The legacy of Hugh Hefner’s Playboy empire is coming apart at the seams due to an explosive new 10-part A&E documentary, “Secrets of Playboy.”
The series, premiering Monday at 9 p.m., will pull back the curtain on the organization and its founder with accusations of predatory practices.
Ahead of the debut, the brand released an open letter that condemned “abhorrent” actions of the late magazine publisher and promised to make “positive changes.”
“First and foremost, we want to say: we trust and validate women and their stories, and we strongly support the individuals who have come forward to share their experiences,” the letter began. “As a brand with sex positivity at its core, we believe safety, security and accountability are paramount, and anything less is inexcusable.”
The documentary will unfurl shocking allegations about cultlike hedonism that surrounded Hefner and reportedly involved drugs, orgies, sexual assault — and even bestiality.
“Today’s Playboy is not Hugh Hefner’s Playboy,” the letter said.Getty Images
In its letter, the PLBY Group further assured their staff that the Hefner family is not associated with the company anymore.
“Today’s Playboy is not Hugh Hefner’s Playboy,” the statement read. Hefner died in 2017 at age 91.
“Together we are building upon the aspects of our legacy that have made a positive impact, including serving as a platform for free expression and a convener of safe conversations on sex, inclusion and freedom,” the letter continued.
“We will continue to confront any parts of our legacy that do not reflect our values today, and to build upon the progress we have made as we evolve as a company so we can drive positive change for you and our communities.”
The statement further stated that the company would “continue to fight harassment and discrimination” in the wake of allegations.
“Please join us in doing the most important thing we can do right now — listen,” the letter said. ”It is critically important that we listen as these women share their stories and continue to fight harassment and discrimination in all its forms, support healing and education, redefine tired and sexist definitions of beauty and advocate for inclusivity across gender, sexuality, race, age, ability and zip codes.”
Playboy bunny Brande Roderick and Hugh Hefner pose together at the Playmate of the Year Party in April 2001.Getty Images
Hefner’s son Cooper also responded to the series without calling it out by name.
“Some may not approve of the life my Dad chose, but my father was not a liar,” he tweeted on Sunday. “However unconventional, he was sincere in his approach and lived honestly. He was generous in nature and cared deeply for people.
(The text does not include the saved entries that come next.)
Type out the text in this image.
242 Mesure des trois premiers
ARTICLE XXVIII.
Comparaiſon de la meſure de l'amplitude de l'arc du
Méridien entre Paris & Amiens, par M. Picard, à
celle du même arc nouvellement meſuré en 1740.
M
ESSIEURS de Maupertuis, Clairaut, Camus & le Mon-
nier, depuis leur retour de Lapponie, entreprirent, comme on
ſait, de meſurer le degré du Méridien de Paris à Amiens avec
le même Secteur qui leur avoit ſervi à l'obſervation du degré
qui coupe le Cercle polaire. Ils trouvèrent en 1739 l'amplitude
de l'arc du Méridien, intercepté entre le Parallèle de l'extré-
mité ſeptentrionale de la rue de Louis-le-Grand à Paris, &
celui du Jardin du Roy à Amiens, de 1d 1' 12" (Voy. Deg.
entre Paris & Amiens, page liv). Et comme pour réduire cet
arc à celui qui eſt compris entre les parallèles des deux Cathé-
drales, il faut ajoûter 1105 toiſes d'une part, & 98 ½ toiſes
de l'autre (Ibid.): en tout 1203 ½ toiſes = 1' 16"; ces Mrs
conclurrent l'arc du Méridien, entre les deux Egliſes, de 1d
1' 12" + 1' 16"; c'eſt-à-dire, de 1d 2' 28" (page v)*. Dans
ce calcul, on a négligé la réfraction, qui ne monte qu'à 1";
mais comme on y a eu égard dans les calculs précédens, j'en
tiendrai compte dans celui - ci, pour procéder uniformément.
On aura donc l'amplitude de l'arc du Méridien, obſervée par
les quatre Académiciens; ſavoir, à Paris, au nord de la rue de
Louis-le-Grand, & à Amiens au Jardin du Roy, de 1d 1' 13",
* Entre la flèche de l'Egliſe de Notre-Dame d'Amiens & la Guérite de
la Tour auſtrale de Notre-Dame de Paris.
These salacious stories are a case study of regret becoming revenge.”
Holly Madison, a former Playboy bunny and Hefner’s girlfriend from 2001 until 2008, appears in the show and detailed her life in the infamous Playboy Mansion.
In one teaser from the doc, Madison, 42, said the atmosphere felt “cultlike” at times.
“The reason I think the mansion was very cultlike, looking back on it, is because we were all kind of gaslit and expected to think of Hef as, like, this really good guy,” she said in a show clip. “You started to feel like, ‘Oh, he’s not what they say in the media — he’s just a nice man.’”
Meanwhile, one of Hefner’s former partners was among those who recently opened up about the dark side of the media magnate and his empire.
“He was a predator,” Hefner’s ex-girlfriend Sondra Theodore, 65, told The Post. “I watched him, I watched his game. And I watched a lot of girls go through [the Playboy Mansion] gates looking farm-fresh, and leaving looking tired and haggard.”